Magnitude-Rupture Area Scaling Derived From Global Earthquakes Of Moderate To Large Sizes: Implications For Seismic Hazards In Indonesia

Abstract

Earthquake size can be estimated using magnitude-rupture area scaling developed from modelled fault dimensions and measured moment magnitudes. In this study, a measure of a fault plane geometry was provided by rupture area A and the size scaled with moment magnitude Mw. Using global earthquakes datasets containing 90 events with varying magnitudes 4.45 ≤ Mw ≤ 9.20 during years of 1960-2015, we classified the data into separate strike-slip, dip-slip (normal and reverse) and subduction-zone earthquakes. The study aims to search for reliable scaling used for magnitude prediction of earthquakes around the globe for each type of source mechanism.

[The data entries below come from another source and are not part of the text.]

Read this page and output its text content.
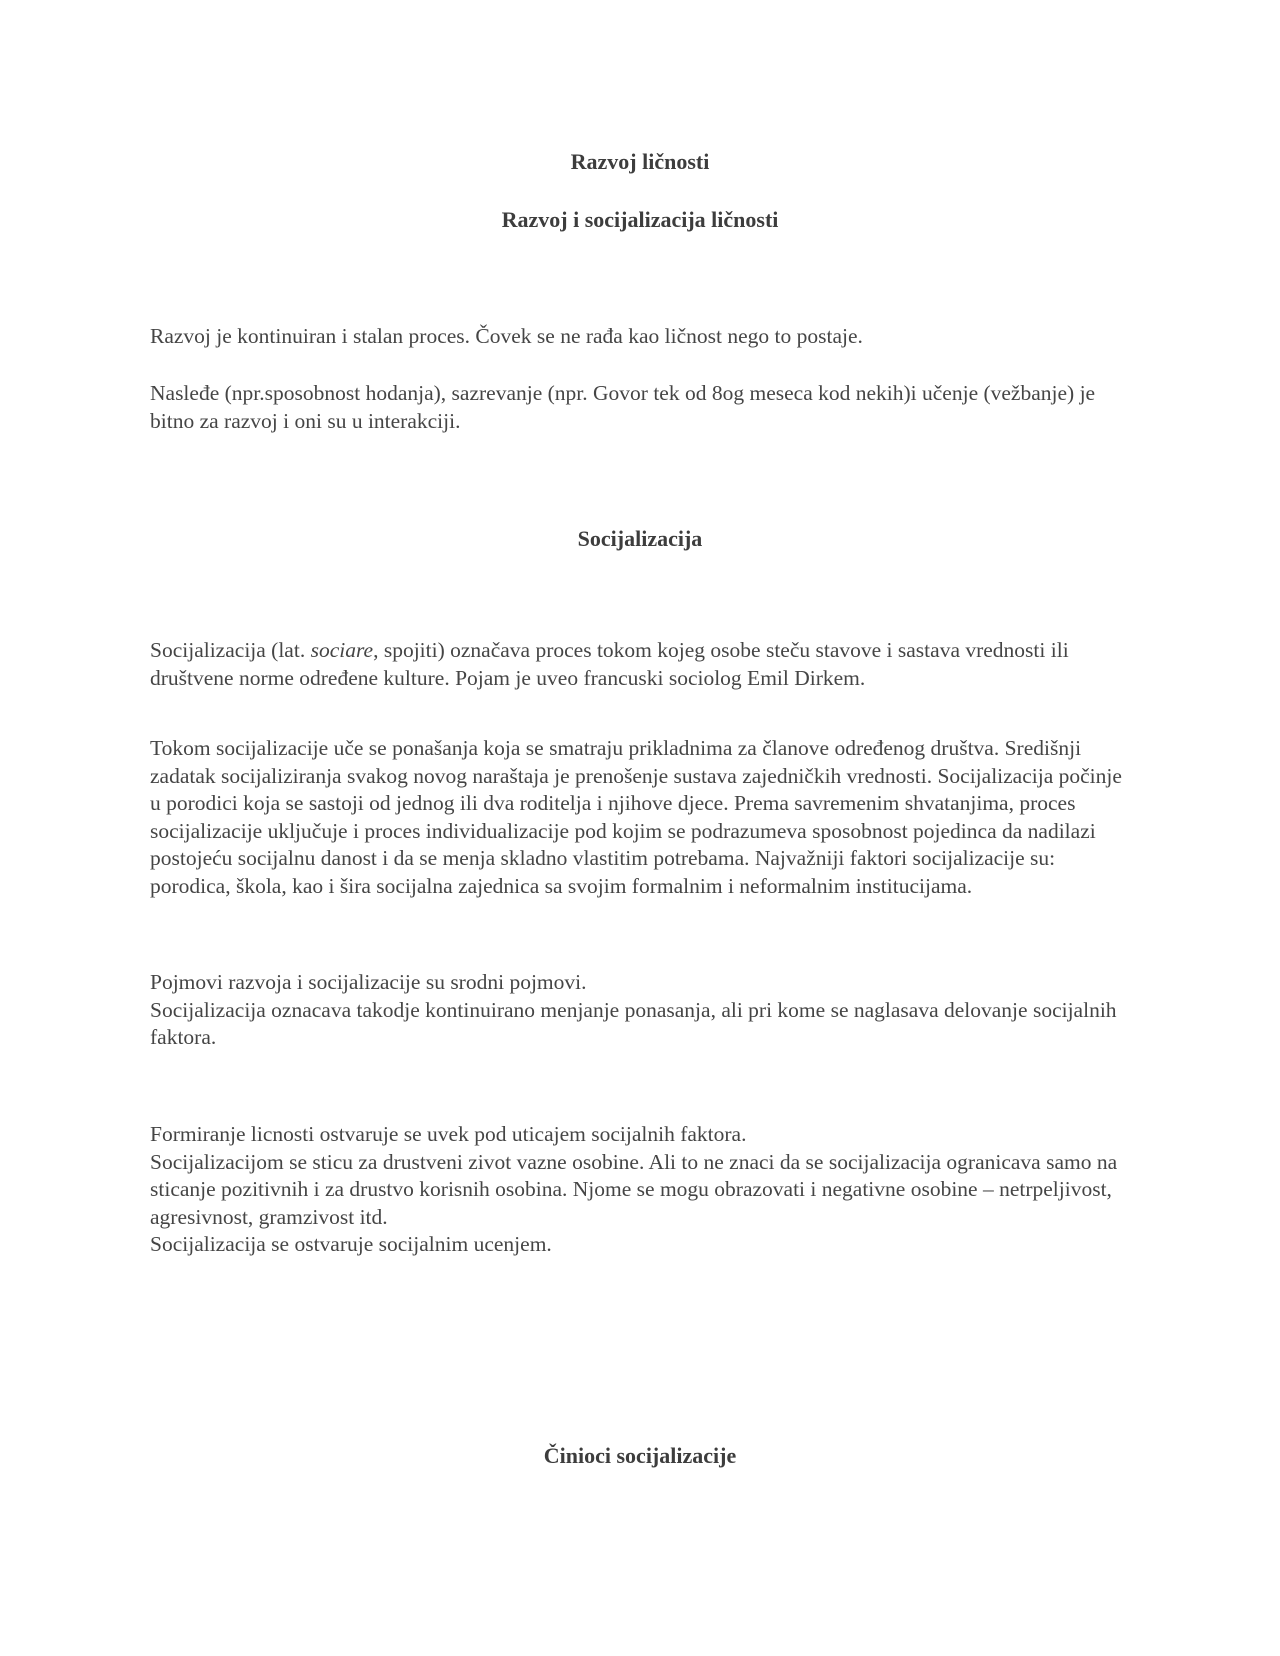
Razvoj ličnosti
Razvoj i socijalizacija ličnosti

Razvoj je kontinuiran i stalan proces. Čovek se ne rađa kao ličnost nego to postaje.

Nasleđe (npr.sposobnost hodanja), sazrevanje (npr. Govor tek od 8og meseca kod nekih)i učenje (vežbanje) je bitno za razvoj i oni su u interakciji.

Socijalizacija

Socijalizacija (lat. sociare, spojiti) označava proces tokom kojeg osobe steču stavove i sastava vrednosti ili društvene norme određene kulture. Pojam je uveo francuski sociolog Emil Dirkem.

Tokom socijalizacije uče se ponašanja koja se smatraju prikladnima za članove određenog društva. Središnji zadatak socijaliziranja svakog novog naraštaja je prenošenje sustava zajedničkih vrednosti. Socijalizacija počinje u porodici koja se sastoji od jednog ili dva roditelja i njihove djece. Prema savremenim shvatanjima, proces socijalizacije uključuje i proces individualizacije pod kojim se podrazumeva sposobnost pojedinca da nadilazi postojeću socijalnu danost i da se menja skladno vlastitim potrebama. Najvažniji faktori socijalizacije su: porodica, škola, kao i šira socijalna zajednica sa svojim formalnim i neformalnim institucijama.

Pojmovi razvoja i socijalizacije su srodni pojmovi.
Socijalizacija oznacava takodje kontinuirano menjanje ponasanja, ali pri kome se naglasava delovanje socijalnih faktora.

Formiranje licnosti ostvaruje se uvek pod uticajem socijalnih faktora.
Socijalizacijom se sticu za drustveni zivot vazne osobine. Ali to ne znaci da se socijalizacija ogranicava samo na sticanje pozitivnih i za drustvo korisnih osobina. Njome se mogu obrazovati i negativne osobine – netrpeljivost, agresivnost, gramzivost itd.
Socijalizacija se ostvaruje socijalnim ucenjem.

Činioci socijalizacije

We found from the Mw−A scaling proposed in this study that the magnitude for subduction events was likely to saturate to a maximum value possible Mw ≈ 9.3 at rupture areas much larger than those for strike-slips and dip-slips. This suggests that rocks in the subduction-zone are able to accumulate high stress, implying large seismic energy release via strong ground motion when an earthquake occurs at the plate boundary. Taking into account cases under consideration that included intraplate-fault and subduction processes covering a wide range of magnitudes from moderate to large sizes, the results are relevant to Indonesian tectonic settings, where active crustal faults have been recently found throughout the country and in particular a future megathrust subduction-zone earthquake of Mw ~ 9.0 is possible to occur off the south coasts of Java Island, the most densely populated island in Indonesia. These potential seismic threats call for increasing awareness of disaster preparedness, particularly for local community in regions with a high level of vulnerability to tsunami and earthquake disasters. Therefore, a reliable earthquake early warning is of primary importance, which is best integrated into an existing tsunami early warning for maximum security from future seismic hazards.